À Londres, un mystérieux assassin surnommé Le vengeur s’en prend aux jeunes femmes blondes dans le quartier des cabarets. Dans le même voisinage, s’installe un mystérieux locataire dans une pension de famille. S’il séduit la fille de ses propriétaires, en revanche, il éveille la jalousie du petit ami de celle-ci, qui est le détective en charge de l’affaire du vengeur. Et rapidement, les soupçons se portent sur le locataire.


Les Cheveux d’or est peut-être le premier succès d’Alfred Hitchcock. Sans nul doute parce qu’il revisite le mystère autour de l’identité de Jack l’Éventreur, mais aussi parce qu’il distille avec soin une atmosphère de monstre à la manière des studios Universal. Ainsi, le locataire étrange évoque, tant par sa manière de jouer que par la croix qui s’appose sur son visage par un jeu d’ombre et de lumière, mais aussi par la foule en colère qui le pourchasse à la fin, la figure presque fantastique tantôt d’un Dracula, tantôt d’un monstre de Frankenstein, tantôt d’un Fantôme de l’Opéra.

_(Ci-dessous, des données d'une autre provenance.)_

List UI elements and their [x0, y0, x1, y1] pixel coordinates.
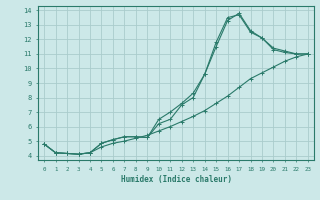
X-axis label: Humidex (Indice chaleur): Humidex (Indice chaleur): [121, 175, 231, 184]
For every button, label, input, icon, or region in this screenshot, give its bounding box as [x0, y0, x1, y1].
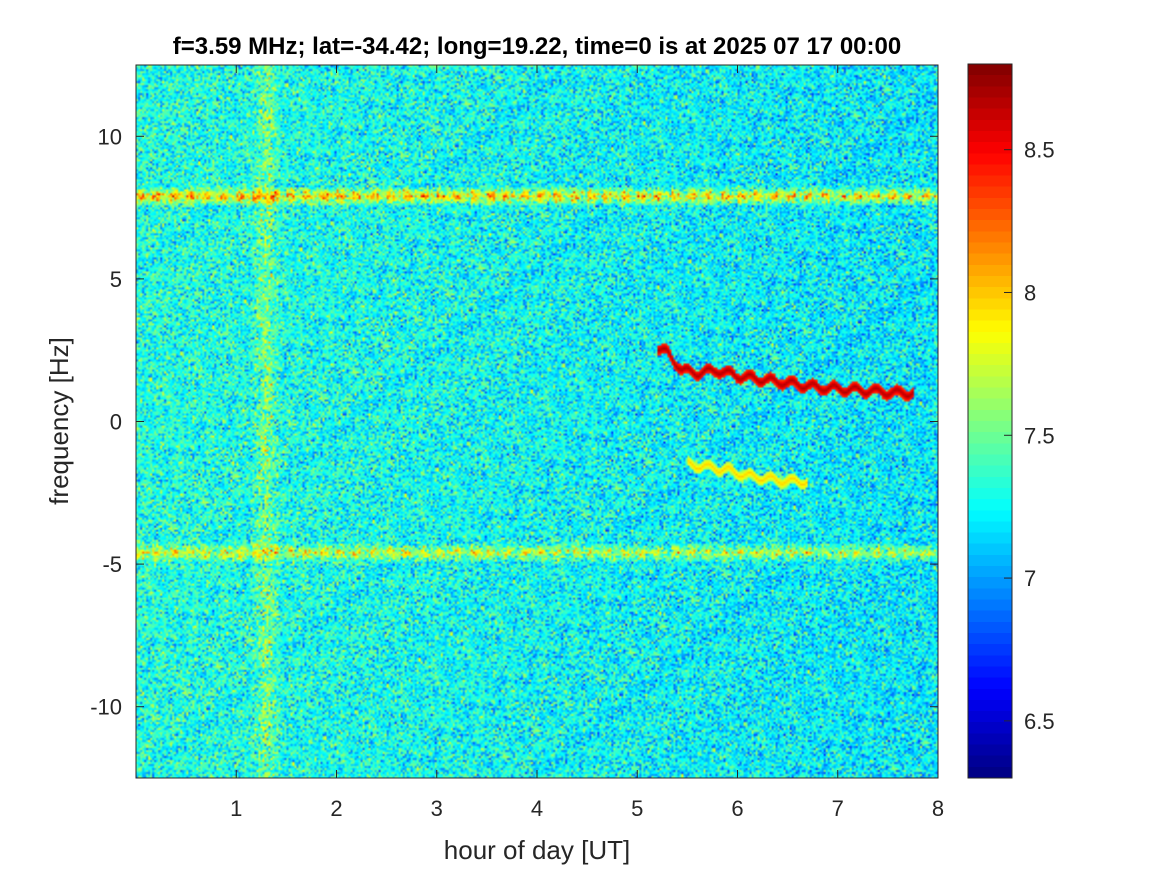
- colorbar-ticks: 8.5 8 7.5 7 6.5: [1004, 138, 1055, 734]
- colorbar-tick-label: 8.5: [1024, 138, 1055, 163]
- x-axis-ticks: 1 2 3 4 5 6 7 8: [230, 65, 944, 821]
- x-tick-label: 1: [230, 796, 242, 821]
- y-tick-label: -10: [90, 695, 122, 720]
- spectrogram-heatmap: [136, 65, 938, 778]
- colorbar-tick-label: 7.5: [1024, 423, 1055, 448]
- colorbar-tick-label: 8: [1024, 280, 1036, 305]
- y-tick-label: 0: [110, 410, 122, 435]
- chart-title: f=3.59 MHz; lat=-34.42; long=19.22, time…: [173, 33, 901, 60]
- y-axis-label: frequency [Hz]: [44, 337, 74, 505]
- y-tick-label: -5: [102, 552, 122, 577]
- colorbar-tick-label: 7: [1024, 566, 1036, 591]
- x-tick-label: 5: [631, 796, 643, 821]
- x-tick-label: 7: [832, 796, 844, 821]
- x-tick-label: 4: [531, 796, 543, 821]
- colorbar-tick-label: 6.5: [1024, 709, 1055, 734]
- x-tick-label: 8: [932, 796, 944, 821]
- colorbar-frame: [967, 63, 1013, 779]
- x-tick-label: 2: [330, 796, 342, 821]
- y-axis-ticks: 10 5 0 -5 -10: [90, 124, 938, 720]
- x-tick-label: 3: [431, 796, 443, 821]
- y-tick-label: 10: [98, 124, 122, 149]
- x-tick-label: 6: [731, 796, 743, 821]
- y-tick-label: 5: [110, 267, 122, 292]
- x-axis-label: hour of day [UT]: [444, 835, 630, 865]
- colorbar: [968, 64, 1012, 778]
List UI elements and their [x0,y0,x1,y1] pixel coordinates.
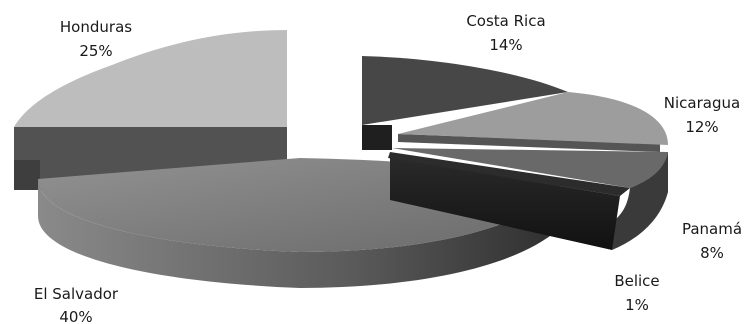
pie-slice-panama-top [392,148,668,188]
label-el-salvador-name: El Salvador [34,285,119,303]
pie-slice-el-salvador-side [38,179,563,288]
label-belice-value: 1% [625,296,649,314]
label-honduras-value: 25% [79,42,112,60]
pie-slice-panama [392,148,668,250]
label-nicaragua: Nicaragua 12% [664,94,740,136]
pie-slice-panama-side [612,152,668,250]
pie-slice-nicaragua-side [398,134,660,152]
pie-slice-honduras-top [14,30,287,127]
label-el-salvador-value: 40% [59,308,92,324]
pie-slice-nicaragua-top [398,92,668,145]
label-nicaragua-value: 12% [685,118,718,136]
pie-slice-nicaragua [398,92,668,152]
label-costa-rica: Costa Rica 14% [466,12,545,54]
pie-slice-belice-side [390,158,620,250]
pie-slice-costa-rica-side [362,125,392,150]
label-nicaragua-name: Nicaragua [664,94,740,112]
label-panama: Panamá 8% [682,220,742,262]
pie-slice-honduras-wedge-side [14,160,40,190]
pie-slice-belice [388,152,630,250]
label-honduras: Honduras 25% [60,18,132,60]
pie-slice-costa-rica [362,56,568,150]
label-belice-name: Belice [614,272,659,290]
label-el-salvador: El Salvador 40% [34,285,119,324]
label-costa-rica-name: Costa Rica [466,12,545,30]
label-panama-name: Panamá [682,220,742,238]
label-costa-rica-value: 14% [489,36,522,54]
pie-slice-costa-rica-top [362,56,568,125]
label-belice: Belice 1% [614,272,659,314]
pie-slice-belice-top [388,152,630,196]
label-panama-value: 8% [700,244,724,262]
label-honduras-name: Honduras [60,18,132,36]
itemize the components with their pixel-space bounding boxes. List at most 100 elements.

Cette sensation est appuyée par le jeu de Ivor Novello, comédien alors star qui a commencé sa carrière avec L’appel du sang de Louis Mercanton en 1919. Nul doute que l’aspect queer du personnage est aussi apporté par le comédien qui n’a jamais caché son homosexualité. Il influencera également le film, car il partage le souhait d’Alfred Hitchcock de laisser le doute sur la culpabilité de son personnage et jouera donc de telle manière à ce que le doute subsiste jusqu’au bout contre l’avis des producteurs qui préfèrent donner toutes les réponses au spectateur.

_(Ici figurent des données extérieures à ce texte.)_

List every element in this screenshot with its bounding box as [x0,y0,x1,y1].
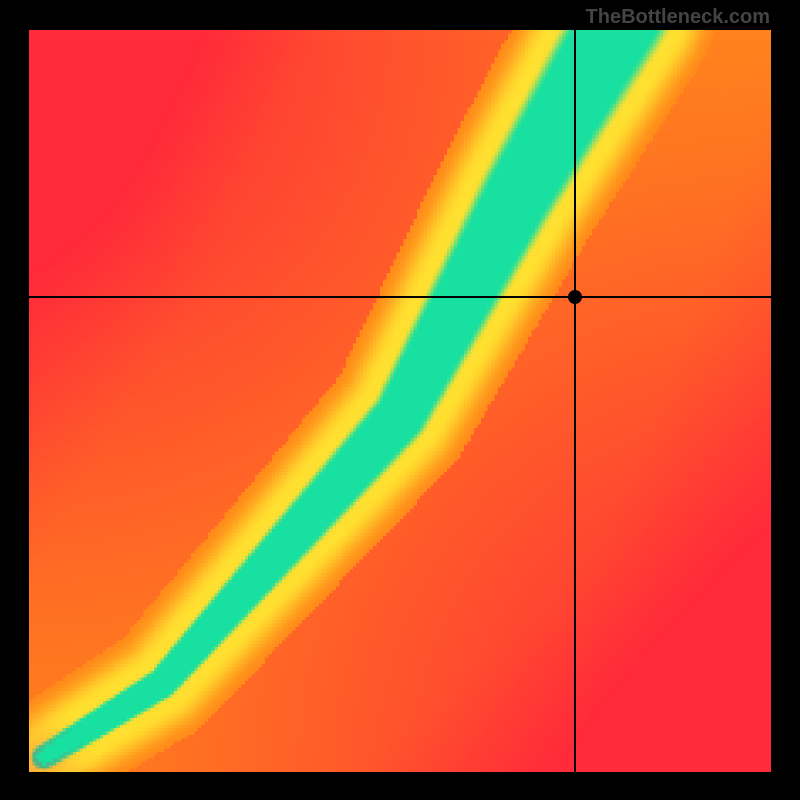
data-point-marker [568,290,582,304]
crosshair-vertical [574,30,576,772]
heatmap-plot [29,30,771,772]
heatmap-canvas [29,30,771,772]
crosshair-horizontal [29,296,771,298]
chart-container: TheBottleneck.com [0,0,800,800]
watermark-text: TheBottleneck.com [586,6,770,29]
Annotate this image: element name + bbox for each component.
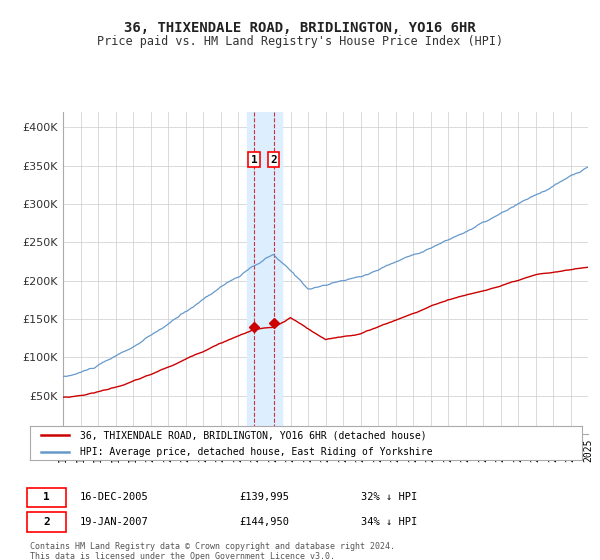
Text: 2: 2 — [271, 155, 277, 165]
Text: Price paid vs. HM Land Registry's House Price Index (HPI): Price paid vs. HM Land Registry's House … — [97, 35, 503, 48]
Text: Contains HM Land Registry data © Crown copyright and database right 2024.
This d: Contains HM Land Registry data © Crown c… — [30, 542, 395, 560]
Text: 36, THIXENDALE ROAD, BRIDLINGTON, YO16 6HR (detached house): 36, THIXENDALE ROAD, BRIDLINGTON, YO16 6… — [80, 430, 427, 440]
Text: 1: 1 — [251, 155, 257, 165]
Text: £144,950: £144,950 — [240, 517, 290, 527]
Text: 19-JAN-2007: 19-JAN-2007 — [80, 517, 148, 527]
Text: 32% ↓ HPI: 32% ↓ HPI — [361, 492, 418, 502]
FancyBboxPatch shape — [27, 488, 66, 507]
FancyBboxPatch shape — [27, 512, 66, 531]
Text: 2: 2 — [43, 517, 50, 527]
Bar — [247, 112, 282, 434]
Text: 36, THIXENDALE ROAD, BRIDLINGTON, YO16 6HR: 36, THIXENDALE ROAD, BRIDLINGTON, YO16 6… — [124, 21, 476, 35]
Text: 1: 1 — [43, 492, 50, 502]
Text: £139,995: £139,995 — [240, 492, 290, 502]
Text: HPI: Average price, detached house, East Riding of Yorkshire: HPI: Average price, detached house, East… — [80, 447, 432, 456]
Text: 34% ↓ HPI: 34% ↓ HPI — [361, 517, 418, 527]
Text: 16-DEC-2005: 16-DEC-2005 — [80, 492, 148, 502]
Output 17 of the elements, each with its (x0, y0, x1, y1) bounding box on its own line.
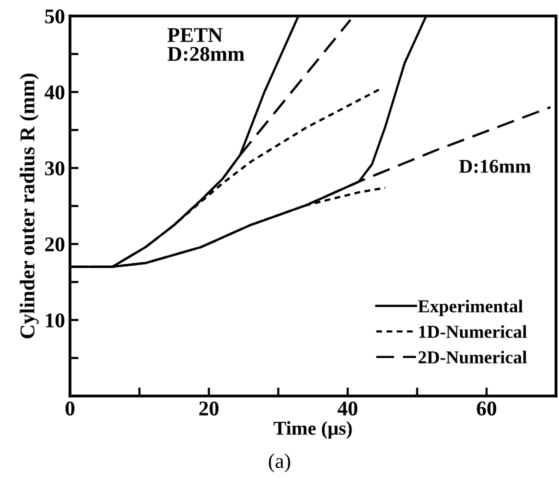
x-tick-label: 40 (338, 401, 358, 416)
y-tick-label: 40 (44, 85, 64, 100)
legend-label: 2D-Numerical (418, 350, 527, 364)
y-tick-label: 50 (45, 9, 64, 24)
x-tick-label: 0 (66, 401, 74, 416)
y-tick-label: 10 (46, 313, 64, 328)
annotation: PETN D:28mm (168, 28, 244, 62)
x-tick-label: 20 (199, 401, 218, 416)
x-axis-title: Time (μs) (274, 421, 352, 439)
text: (a) (268, 453, 290, 472)
x-tick-label: 60 (476, 401, 496, 416)
annotation: D:16mm (459, 160, 531, 173)
legend-label: Experimental (418, 300, 523, 316)
y-tick-label: 20 (45, 237, 64, 252)
y-axis-title: Cylinder outer radius R (mm) (20, 74, 39, 338)
y-tick-label: 30 (45, 161, 64, 176)
legend-label: 1D-Numerical (419, 325, 527, 338)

Face à lui Malcolm Kee incarne une figure exagérément virile du policier jaloux. Il semble très sûr de lui, et les rares banc-titres du long métrage montrent la légèreté avec laquelle il traite ces féminicides. En effet, il déclare capturer le vengeur et dans la même phrase promet d’enfiler une bague autour du doigt de sa petite amie juste après, ce qui préfigure le dénouement du film évidemment. Comédien de théâtre Shakespearien, il a joué dans une adaptation de Macbeth et de Hamlet, mais aussi une série de 1956 Le comte de Monte-Cristo.


Au milieu du duo, se trouve Daisy incarnée par June Tripp, qui par ses boucles blondes fait figure de la victime idéale. Ici, le personnage féminin est plutôt passif, contrairement aux films à venir d’Alfred Hitchcock où les femmes seront actives. Néanmoins, elle prend des décisions, s’émancipe du regard de ses parents, surtout paternel et s’oppose à son petit ami. La comédienne vient elle aussi du monde du théâtre, en particulier, du music-hall, milieu auquel appartiennent les victimes du vengeur, ce qui bien sûr n’est pas un hasard.

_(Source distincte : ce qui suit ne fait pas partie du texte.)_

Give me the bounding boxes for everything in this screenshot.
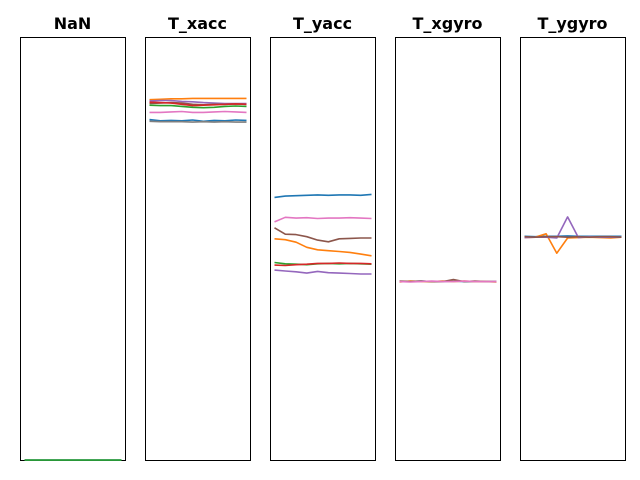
subplot-title-nan: NaN <box>54 14 92 33</box>
series-line-t-xacc-7 <box>149 118 247 123</box>
series-line-t-yacc-6 <box>274 262 372 267</box>
series-line-t-xacc-5 <box>149 104 247 109</box>
series-line-t-yacc-2 <box>274 216 372 223</box>
subplot-title-t-xacc: T_xacc <box>168 14 227 33</box>
series-line-t-xacc-6 <box>149 110 247 114</box>
subplot-title-t-xgyro: T_xgyro <box>413 14 483 33</box>
subplot-t-ygyro: T_ygyro <box>520 14 626 461</box>
series-layer-t-xacc <box>149 97 247 123</box>
series-line-t-ygyro-3 <box>524 216 622 239</box>
subplot-frame-t-xgyro <box>395 37 501 461</box>
series-layer-t-yacc <box>274 193 372 275</box>
series-layer-t-ygyro <box>524 216 622 254</box>
series-line-t-xacc-1 <box>149 97 247 101</box>
series-line-t-xacc-4 <box>149 101 247 107</box>
series-line-t-yacc-1 <box>274 193 372 199</box>
subplot-title-t-yacc: T_yacc <box>293 14 352 33</box>
series-layer-t-xgyro <box>399 278 497 283</box>
series-line-t-xgyro-4 <box>399 280 497 283</box>
subplot-nan: NaN <box>20 14 126 461</box>
series-line-t-xacc-8 <box>149 120 247 123</box>
series-line-t-yacc-3 <box>274 227 372 243</box>
subplot-title-t-ygyro: T_ygyro <box>537 14 607 33</box>
series-line-t-ygyro-4 <box>524 235 622 238</box>
series-line-t-yacc-4 <box>274 238 372 257</box>
subplot-t-yacc: T_yacc <box>270 14 376 461</box>
subplot-frame-nan <box>20 37 126 461</box>
subplot-frame-t-yacc <box>270 37 376 461</box>
subplot-frame-t-ygyro <box>520 37 626 461</box>
subplot-frame-t-xacc <box>145 37 251 461</box>
series-line-t-yacc-7 <box>274 269 372 275</box>
subplot-t-xgyro: T_xgyro <box>395 14 501 461</box>
subplot-t-xacc: T_xacc <box>145 14 251 461</box>
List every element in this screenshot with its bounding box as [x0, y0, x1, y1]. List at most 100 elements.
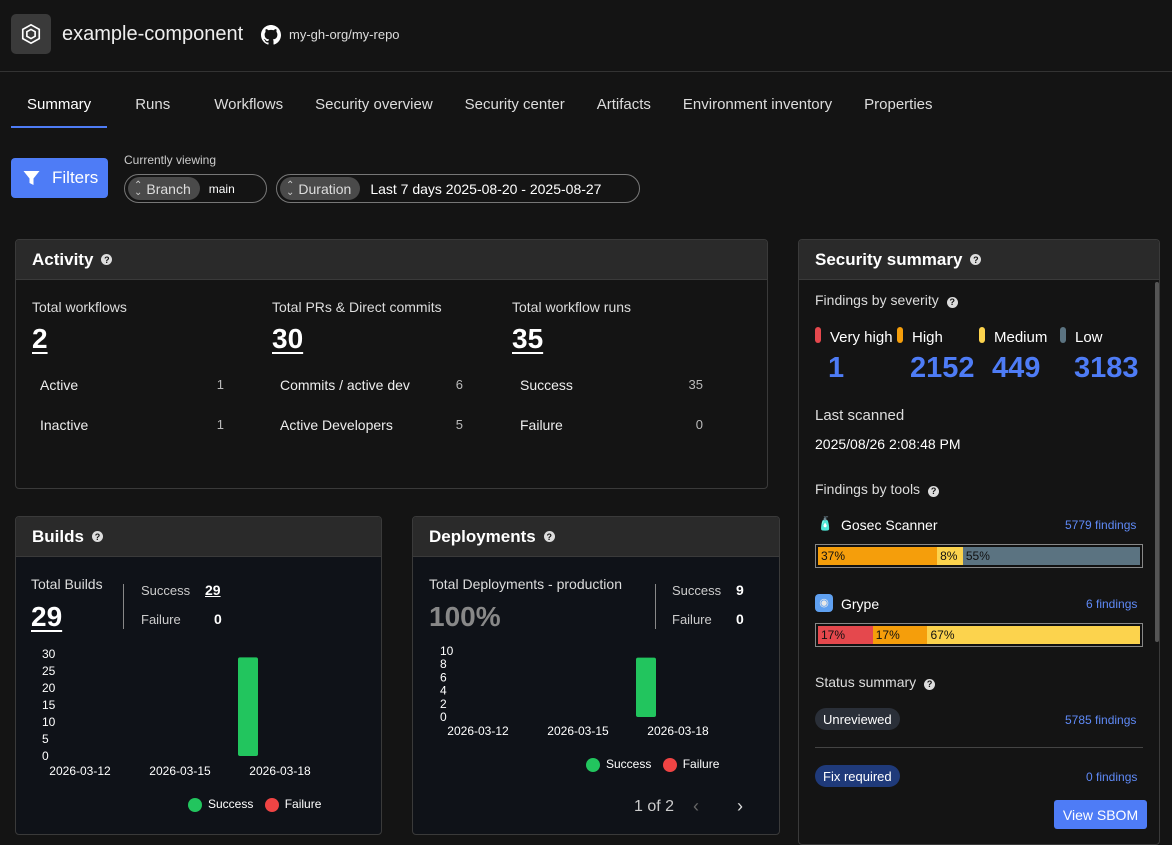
grype-medium-segment[interactable]: 67% — [927, 626, 1140, 644]
scrollbar[interactable] — [1155, 282, 1159, 642]
grype-findings-link[interactable]: 6 findings — [1086, 597, 1138, 611]
builds-header: Builds ? — [16, 517, 381, 557]
filter-icon — [23, 171, 40, 185]
gosec-findings-link[interactable]: 5779 findings — [1065, 518, 1137, 532]
grype-high-segment[interactable]: 17% — [872, 626, 928, 644]
total-prs-value[interactable]: 30 — [272, 323, 304, 354]
deployments-header: Deployments ? — [413, 517, 779, 557]
tab-security-center[interactable]: Security center — [464, 96, 565, 113]
gosec-medium-segment[interactable]: 8% — [937, 547, 963, 565]
runs-success-label: Success — [520, 377, 573, 393]
repo-link[interactable]: my-gh-org/my-repo — [289, 27, 400, 42]
help-icon[interactable]: ? — [543, 531, 555, 542]
failure-legend-dot — [264, 797, 279, 812]
commits-per-dev-value: 6 — [455, 377, 463, 392]
builds-success-value[interactable]: 29 — [205, 582, 221, 598]
active-label: Active — [40, 377, 79, 393]
filters-button-label: Filters — [52, 168, 99, 187]
help-icon[interactable]: ? — [946, 296, 958, 308]
medium-marker — [979, 327, 985, 343]
total-workflows-value[interactable]: 2 — [32, 323, 48, 354]
total-workflow-runs-value[interactable]: 35 — [512, 323, 544, 354]
medium-count[interactable]: 449 — [992, 352, 1041, 384]
tab-security-overview[interactable]: Security overview — [315, 96, 433, 113]
unreviewed-findings-link[interactable]: 5785 findings — [1065, 713, 1137, 727]
security-summary-title: Security summary — [815, 249, 963, 269]
total-workflows-label: Total workflows — [32, 299, 127, 315]
failure-legend-dot — [662, 757, 677, 772]
active-value: 1 — [216, 377, 224, 392]
component-logo-icon — [11, 14, 51, 54]
help-icon[interactable]: ? — [970, 254, 982, 265]
fix-required-findings-link[interactable]: 0 findings — [1086, 770, 1138, 784]
help-icon[interactable]: ? — [91, 531, 103, 542]
success-legend-dot — [586, 757, 600, 772]
builds-legend: Success Failure — [188, 797, 321, 812]
high-label: High — [912, 329, 943, 346]
tab-summary[interactable]: Summary — [11, 84, 108, 128]
help-icon[interactable]: ? — [101, 254, 113, 265]
tab-workflows[interactable]: Workflows — [214, 96, 284, 113]
grype-very-high-segment[interactable]: 17% — [818, 626, 873, 644]
y-tick-label: 30 — [42, 647, 56, 661]
deployments-success-value: 9 — [736, 582, 744, 598]
y-tick-label: 0 — [440, 710, 447, 724]
commits-per-dev-label: Commits / active dev — [280, 377, 410, 393]
help-icon[interactable]: ? — [924, 678, 936, 690]
y-tick-label: 5 — [42, 732, 49, 746]
low-marker — [1060, 327, 1066, 343]
tab-bar: Summary Runs Workflows Security overview… — [11, 84, 949, 128]
builds-title: Builds — [32, 526, 84, 546]
y-tick-label: 8 — [440, 657, 447, 671]
grype-tool-icon: ◉ — [815, 594, 833, 612]
x-tick-label: 2026-03-18 — [647, 724, 709, 738]
gosec-tool-name: Gosec Scanner — [841, 517, 938, 533]
view-sbom-button[interactable]: View SBOM — [1054, 800, 1147, 829]
very-high-count[interactable]: 1 — [828, 352, 845, 384]
tab-runs[interactable]: Runs — [135, 96, 171, 113]
inactive-label: Inactive — [40, 417, 89, 433]
runs-failure-label: Failure — [520, 417, 563, 433]
builds-card: Builds ? — [15, 516, 382, 835]
deployments-legend: Success Failure — [586, 757, 719, 772]
success-bar[interactable] — [636, 657, 656, 717]
tab-properties[interactable]: Properties — [864, 96, 933, 113]
prev-page-chevron-icon[interactable]: ‹ — [693, 796, 699, 816]
last-scanned-value: 2025/08/26 2:08:48 PM — [815, 436, 961, 452]
total-builds-label: Total Builds — [31, 576, 103, 592]
tab-environment-inventory[interactable]: Environment inventory — [682, 96, 833, 113]
tab-artifacts[interactable]: Artifacts — [596, 96, 651, 113]
gosec-high-segment[interactable]: 37% — [818, 547, 938, 565]
last-scanned-label: Last scanned — [815, 407, 905, 424]
low-label: Low — [1075, 329, 1103, 346]
deployments-card: Deployments ? — [412, 516, 780, 835]
gosec-low-segment[interactable]: 55% — [962, 547, 1140, 565]
y-tick-label: 6 — [440, 670, 447, 684]
y-tick-label: 25 — [42, 664, 56, 678]
total-builds-value[interactable]: 29 — [31, 601, 63, 632]
total-deployments-value: 100% — [429, 601, 501, 632]
y-tick-label: 10 — [42, 715, 56, 729]
fix-required-badge: Fix required — [815, 765, 900, 787]
status-summary-label: Status summary? — [815, 674, 936, 690]
duration-value: Last 7 days 2025-08-20 - 2025-08-27 — [370, 180, 602, 197]
very-high-label: Very high — [830, 329, 893, 346]
findings-by-severity-label: Findings by severity? — [815, 292, 958, 308]
findings-by-tools-label: Findings by tools? — [815, 481, 940, 497]
deployments-success-label: Success — [672, 583, 722, 598]
branch-value: main — [208, 181, 235, 196]
builds-legend-success: Success — [208, 797, 254, 811]
activity-header: Activity ? — [16, 240, 767, 280]
next-page-chevron-icon[interactable]: › — [737, 796, 743, 816]
help-icon[interactable]: ? — [928, 485, 940, 497]
filters-button[interactable]: Filters — [11, 158, 108, 198]
total-workflow-runs-label: Total workflow runs — [512, 299, 632, 315]
branch-filter-pill[interactable]: ⌃ ⌄ Branch main — [124, 174, 267, 203]
deployments-title: Deployments — [429, 526, 536, 546]
duration-filter-pill[interactable]: ⌃ ⌄ Duration Last 7 days 2025-08-20 - 2025… — [276, 174, 640, 203]
success-bar[interactable] — [238, 657, 258, 756]
low-count[interactable]: 3183 — [1074, 352, 1139, 384]
gosec-findings-bar: 37% 8% 55% — [815, 544, 1143, 568]
deployments-legend-success: Success — [606, 757, 652, 771]
high-count[interactable]: 2152 — [910, 352, 975, 384]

À cela s’ajoute les jeux de lumières et d’ombre, très expressionnistes. Alfred Hitchcock étant appelé à travailler par la suite avec des juifs allemands en fuite du régime nazi, cela préfigure ses films à venir. On notera également les jeux de lentilles et de filtre, tantôt pour adoucir l’image et surtout le regard embrumé de ses personnages, tantôt coloré. Au début l’image est bleutée, pour souligner les meurtres atroces, alors que lorsque le couple est heureux, l’image se teinte de rose. Ce qui n’est pas sans rappeler les jeux de couleur dans Nosferatu de Murnau. Et cela ajoute une atmosphère, une teinte littéralement, au long métrage.
Ce qui marque également en visionnant The Lodger, c’est la vivacité et la modernité de son montage qui n’hésite pas à être très rapide quand il le faut, chose plutôt rare dans le cinéma muet. À cela s’ajoute le mouvement de caméra à la fin dans un lent traveling, comme pour dire que le cinéma est prêt à évoluer, à entrer dans une nouvelle ère. Il faut aussi souligner que la musique joue un rôle important dans cet aspect moderne. Celle-ci a été ajoutée en 1999 et est composée par Ashley Irwin. Il n’y a pourtant que peu de thèmes, mais leur évolution intervient tout du long de l’intrigue.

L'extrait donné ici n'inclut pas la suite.